Der Eilantrag des Antragstellers bezieht sich auf Zeiträume vor dem Eingang des Antrags beim SG. Dies gilt auch für die vom Antragsteller in Bezug genommenen offenen Kosten für die Krankenkasse. Umstände, die eine rückwirkende
Leistungsgewährung im vorbezeichneten Sinne gebieten, werden vom Antragsteller nicht vorgetragen und sind auch sonst nicht
ersichtlich. Insbesondere ist der Krankenversicherungsschutz des Antragstellers aufgrund des Leistungsbezugs nach dem SGB
II gewährleistet (§
5 Abs.
1 Nr.
2a SGB V). Aus dem Schreiben der B. vom 20.07.2009 ergibt sich nichts Gegenteiliges. Zwar wurde dort ein Ruhen des Leistungsanspruchs
angekündigt, falls rückständige Beiträge in Höhe von 326,19 Euro nicht gezahlt würden. Jedoch enthielt auch dieses Schreiben
den Hinweis, dass das Ruhen ende, wenn - was vorliegend der Fall ist - der Antragsteller hilfebedürftig im Sinne des SGB II
werde. Nach alledem ist es dem Antragsteller zuzumuten, seine Ansprüche aus der Zeit vor der Stellung des Eilantrags gegebenenfalls
in einem Hauptsacheverfahren geltend zu machen.

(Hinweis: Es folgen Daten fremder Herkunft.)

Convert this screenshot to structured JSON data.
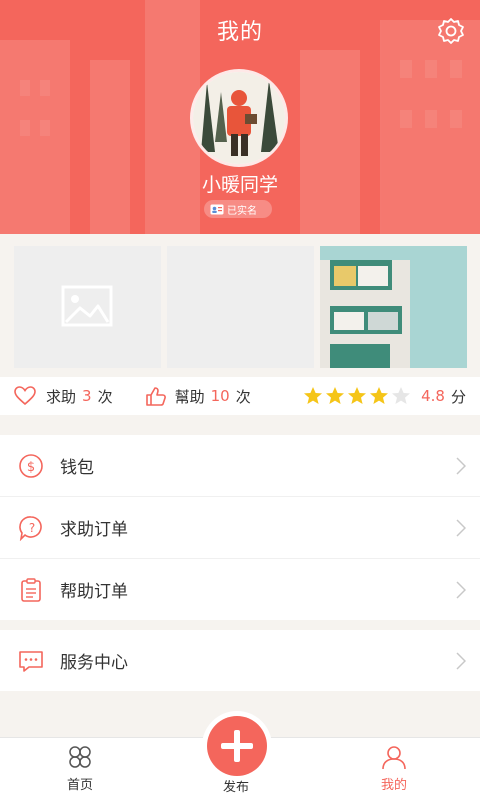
{
  "header": {
    "title": "我的",
    "username": "小暖同学",
    "verified_label": "已实名"
  },
  "stats": {
    "help_request_label": "求助",
    "help_request_count": "3",
    "help_request_unit": "次",
    "helped_label": "幫助",
    "helped_count": "10",
    "helped_unit": "次",
    "rating_value": "4.8",
    "rating_unit": "分",
    "rating_stars": 4,
    "rating_max": 5
  },
  "menu": {
    "wallet": "钱包",
    "request_orders": "求助订单",
    "help_orders": "帮助订单",
    "service_center": "服务中心"
  },
  "tabbar": {
    "home": "首页",
    "publish": "发布",
    "mine": "我的"
  },
  "colors": {
    "accent": "#f4665c",
    "star_on": "#f5c518",
    "star_off": "#e6e6e6"
  }
}
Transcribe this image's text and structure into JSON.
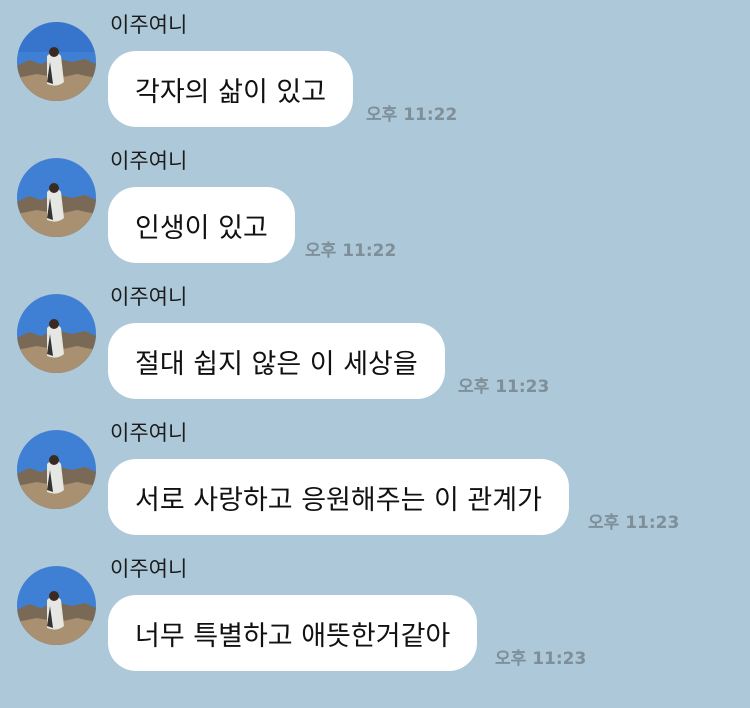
{
  "messages": [
    {
      "sender": "이주여니",
      "text": "각자의 삶이 있고",
      "time": "오후 11:22"
    },
    {
      "sender": "이주여니",
      "text": "인생이 있고",
      "time": "오후 11:22"
    },
    {
      "sender": "이주여니",
      "text": "절대 쉽지 않은 이 세상을",
      "time": "오후 11:23"
    },
    {
      "sender": "이주여니",
      "text": "서로 사랑하고 응원해주는 이 관계가",
      "time": "오후 11:23"
    },
    {
      "sender": "이주여니",
      "text": "너무 특별하고 애뜻한거같아",
      "time": "오후 11:23"
    }
  ],
  "colors": {
    "background": "#adc8d8",
    "bubble": "#ffffff",
    "time_text": "#7f8f99"
  },
  "icons": {
    "avatar": "profile-photo-person-on-hill"
  }
}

Das SG hat den Eilantrag daher zu Recht abgewiesen. Zur weiteren Begründung nimmt der Senat gemäß §
142 Abs.2 Satz 3
SGG auf die Ausführungen des angegriffenen Beschlusses des SG Bezug.
Da der Eilantrag in beiden Instanzen ohne Erfolg blieb, waren außergerichtliche Kosten nicht zu erstatten, §
193 SGG analog.
Dieser Beschluss kann nicht mit der Beschwerde an das Bundessozialgericht angefochten werden, §
177 SGG.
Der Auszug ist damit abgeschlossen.